Re: warning message in standby

Tom Lane <tgl@sss.pgh.pa.us>

From: Tom Lane <tgl@sss.pgh.pa.us>
To: Robert Haas <robertmhaas@gmail.com>
Cc: Bruce Momjian <bruce@momjian.us>, Magnus Hagander <magnus@hagander.net>, Heikki Linnakangas <heikki.linnakangas@enterprisedb.com>, Simon Riggs <simon@2ndquadrant.com>, Fujii Masao <masao.fujii@gmail.com>, PostgreSQL-development <pgsql-hackers@postgresql.org>
Date: 2010-06-14T14:57:08Z
Lists: pgsql-hackers
Robert Haas <robertmhaas@gmail.com> writes:
> On Mon, Jun 14, 2010 at 10:38 AM, Tom Lane <tgl@sss.pgh.pa.us> wrote:
>> That's a different question altogether ;-). I assume you're not
>> satisfied by the change Heikki committed a couple hours ago?
>> It will at least try to do something to recover.

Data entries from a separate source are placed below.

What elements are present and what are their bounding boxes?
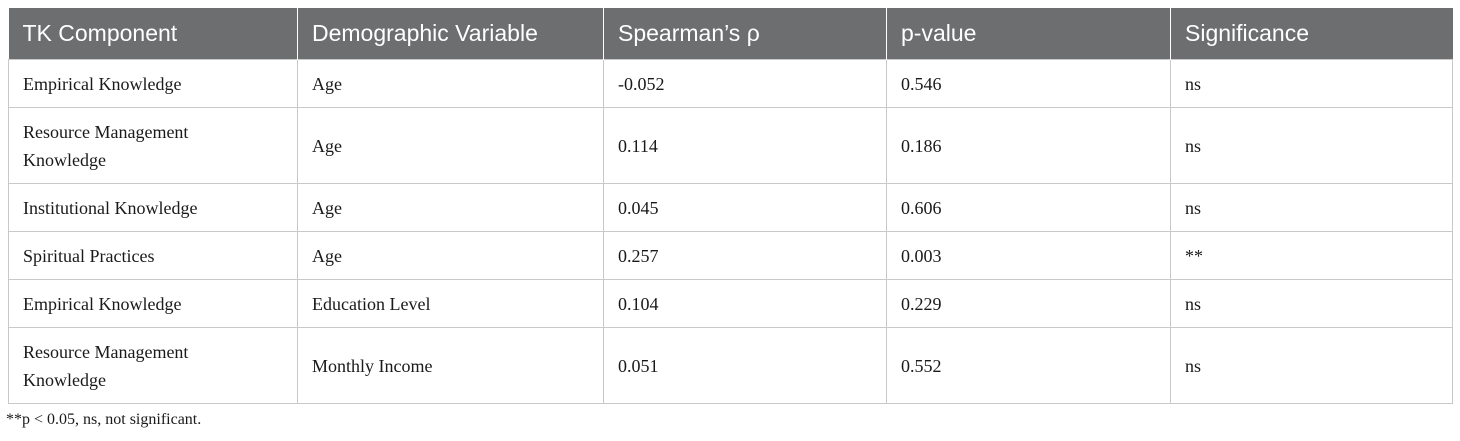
cell-significance: ns bbox=[1170, 327, 1453, 404]
table-row: Institutional Knowledge Age 0.045 0.606 … bbox=[8, 183, 1453, 232]
cell-tk-component: Empirical Knowledge bbox=[8, 59, 298, 108]
cell-significance: ns bbox=[1170, 279, 1453, 328]
cell-spearman-rho: 0.114 bbox=[603, 107, 887, 184]
cell-spearman-rho: 0.045 bbox=[603, 183, 887, 232]
results-table-container: TK Component Demographic Variable Spearm… bbox=[8, 8, 1453, 404]
cell-demographic-variable: Education Level bbox=[297, 279, 604, 328]
header-tk-component: TK Component bbox=[8, 8, 298, 60]
cell-tk-component: Resource Management Knowledge bbox=[8, 107, 298, 184]
cell-tk-component: Resource Management Knowledge bbox=[8, 327, 298, 404]
cell-spearman-rho: 0.104 bbox=[603, 279, 887, 328]
cell-spearman-rho: 0.257 bbox=[603, 231, 887, 280]
table-row: Empirical Knowledge Age -0.052 0.546 ns bbox=[8, 59, 1453, 108]
cell-spearman-rho: 0.051 bbox=[603, 327, 887, 404]
table-footnote: **p < 0.05, ns, not significant. bbox=[6, 411, 202, 428]
cell-significance: ** bbox=[1170, 231, 1453, 280]
table-row: Resource Management Knowledge Monthly In… bbox=[8, 327, 1453, 404]
cell-p-value: 0.606 bbox=[886, 183, 1171, 232]
cell-p-value: 0.229 bbox=[886, 279, 1171, 328]
cell-demographic-variable: Age bbox=[297, 107, 604, 184]
cell-tk-component: Institutional Knowledge bbox=[8, 183, 298, 232]
cell-significance: ns bbox=[1170, 183, 1453, 232]
cell-p-value: 0.186 bbox=[886, 107, 1171, 184]
correlation-table: TK Component Demographic Variable Spearm… bbox=[8, 8, 1453, 404]
cell-demographic-variable: Age bbox=[297, 231, 604, 280]
cell-tk-component: Empirical Knowledge bbox=[8, 279, 298, 328]
cell-tk-component: Spiritual Practices bbox=[8, 231, 298, 280]
cell-p-value: 0.546 bbox=[886, 59, 1171, 108]
table-header-row: TK Component Demographic Variable Spearm… bbox=[8, 8, 1453, 60]
header-significance: Significance bbox=[1170, 8, 1453, 60]
header-demographic-variable: Demographic Variable bbox=[297, 8, 604, 60]
cell-demographic-variable: Age bbox=[297, 183, 604, 232]
table-row: Resource Management Knowledge Age 0.114 … bbox=[8, 107, 1453, 184]
cell-p-value: 0.552 bbox=[886, 327, 1171, 404]
cell-significance: ns bbox=[1170, 107, 1453, 184]
header-p-value: p-value bbox=[886, 8, 1171, 60]
cell-demographic-variable: Monthly Income bbox=[297, 327, 604, 404]
header-spearman-rho: Spearman’s ρ bbox=[603, 8, 887, 60]
table-row: Spiritual Practices Age 0.257 0.003 ** bbox=[8, 231, 1453, 280]
cell-demographic-variable: Age bbox=[297, 59, 604, 108]
table-row: Empirical Knowledge Education Level 0.10… bbox=[8, 279, 1453, 328]
cell-p-value: 0.003 bbox=[886, 231, 1171, 280]
cell-significance: ns bbox=[1170, 59, 1453, 108]
cell-spearman-rho: -0.052 bbox=[603, 59, 887, 108]
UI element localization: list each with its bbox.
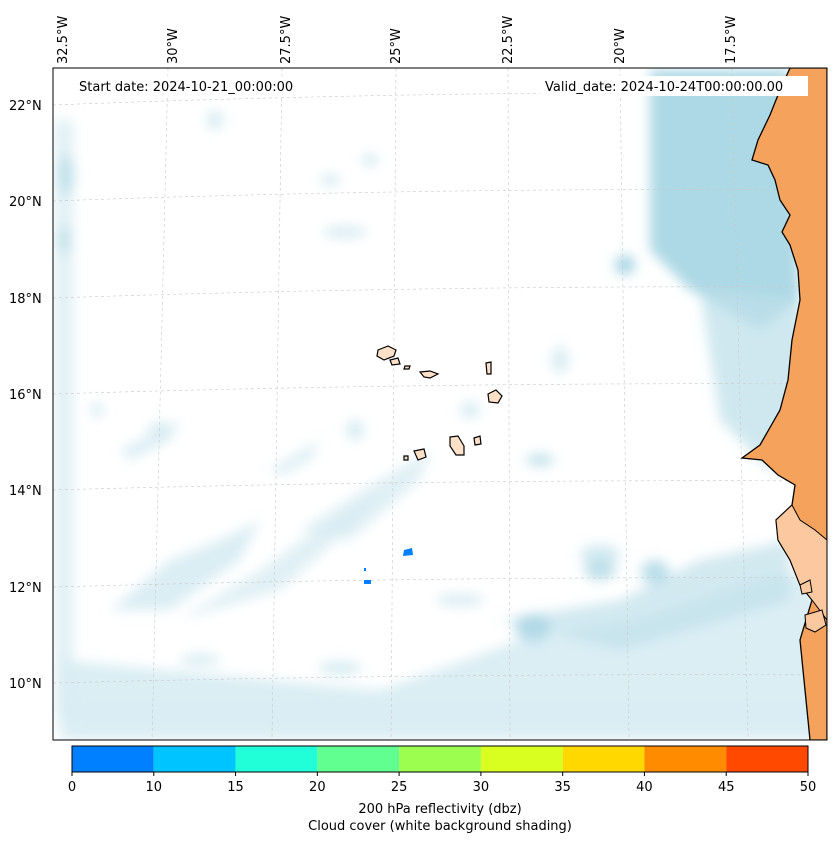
island-brava <box>403 455 409 461</box>
island-santa-luzia <box>403 365 411 370</box>
reflectivity-cell <box>364 580 371 584</box>
lat-label: 16°N <box>9 388 42 403</box>
lat-label: 14°N <box>9 484 42 499</box>
colorbar-segment <box>644 746 727 772</box>
lat-label: 10°N <box>9 677 42 692</box>
start-date-box <box>72 76 314 96</box>
start-date-label: Start date: 2024-10-21_00:00:00 <box>79 80 293 95</box>
island-fogo <box>413 448 427 461</box>
island-santo-antao <box>376 345 397 361</box>
island-santiago <box>449 435 465 456</box>
cloud-cover-layer <box>55 70 827 740</box>
reflectivity-cell <box>403 548 413 556</box>
island-sao-nicolau <box>418 370 440 379</box>
africa-coast <box>740 68 827 740</box>
valid-date-label: Valid_date: 2024-10-24T00:00:00.00 <box>545 80 783 95</box>
colorbar-tick-label: 40 <box>636 780 653 795</box>
colorbar-label: 200 hPa reflectivity (dbz) <box>358 802 521 817</box>
lat-label: 12°N <box>9 581 42 596</box>
colorbar-tick-label: 50 <box>800 780 817 795</box>
colorbar-segment <box>399 746 481 772</box>
lon-label: 32.5°W <box>56 16 71 64</box>
island-sal <box>485 361 492 375</box>
lon-label: 30°W <box>166 28 181 64</box>
lon-label: 25°W <box>389 28 404 64</box>
colorbar-tick-label: 10 <box>146 780 163 795</box>
colorbar-segment <box>480 746 563 772</box>
colorbar-tick-label: 0 <box>68 780 76 795</box>
colorbar-tick-label: 15 <box>227 780 244 795</box>
colorbar-segment <box>72 746 154 772</box>
map-frame <box>52 67 828 741</box>
colorbar-segment <box>153 746 236 772</box>
longitude-labels: 32.5°W 30°W 27.5°W 25°W 22.5°W 20°W 17.5… <box>56 16 739 64</box>
lon-label: 22.5°W <box>501 16 516 64</box>
colorbar-segment <box>235 746 318 772</box>
colorbar-segment <box>562 746 645 772</box>
lon-label: 17.5°W <box>724 16 739 64</box>
colorbar-segment <box>317 746 400 772</box>
colorbar-tick-label: 45 <box>718 780 735 795</box>
lat-label: 20°N <box>9 195 42 210</box>
island-boa-vista <box>487 389 503 404</box>
island-sao-vicente <box>389 357 401 366</box>
reflectivity-cell <box>364 568 366 571</box>
lon-label: 27.5°W <box>279 16 294 64</box>
reflectivity-cells <box>364 548 413 584</box>
lat-label: 22°N <box>9 99 42 114</box>
lon-label: 20°W <box>613 28 628 64</box>
colorbar-sublabel: Cloud cover (white background shading) <box>308 819 572 834</box>
cape-verde-islands <box>376 345 503 461</box>
colorbar-segment <box>726 746 808 772</box>
island-maio <box>473 435 482 446</box>
graticule <box>53 68 827 740</box>
colorbar-frame <box>71 745 809 773</box>
valid-date-box <box>540 76 808 96</box>
colorbar-tick-label: 30 <box>473 780 490 795</box>
colorbar-tick-label: 35 <box>554 780 571 795</box>
colorbar-tick-label: 20 <box>309 780 326 795</box>
colorbar-tick-label: 25 <box>391 780 408 795</box>
colorbar: 0 10 15 20 25 30 35 40 45 50 <box>68 745 817 795</box>
lat-label: 18°N <box>9 292 42 307</box>
latitude-labels: 22°N 20°N 18°N 16°N 14°N 12°N 10°N <box>9 99 42 692</box>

> Yeah, I'm not satisfied by that.  It's an improvement in the technical
> sense - it replaces an infinite retry that spins at top speed with a
> slower retry that won't flog your CPU quite so badly, but the chances
> that it will actually succeed in correcting the underlying problem
> seem infinitesimal.

I'm not sure about that.  walreceiver will refetch from the start of the
current WAL page, so there's at least some chance of getting a good copy
when we didn't have one before.

However, I do agree that it's not helpful to loop forever.  If we can
easily make it retry once and then PANIC, I'd be for that --- otherwise
I tend to agree that the best thing is just to PANIC immediately.  There
are many many situations where a slave resync will be necessary; a
transmission error on the WAL data is just one more.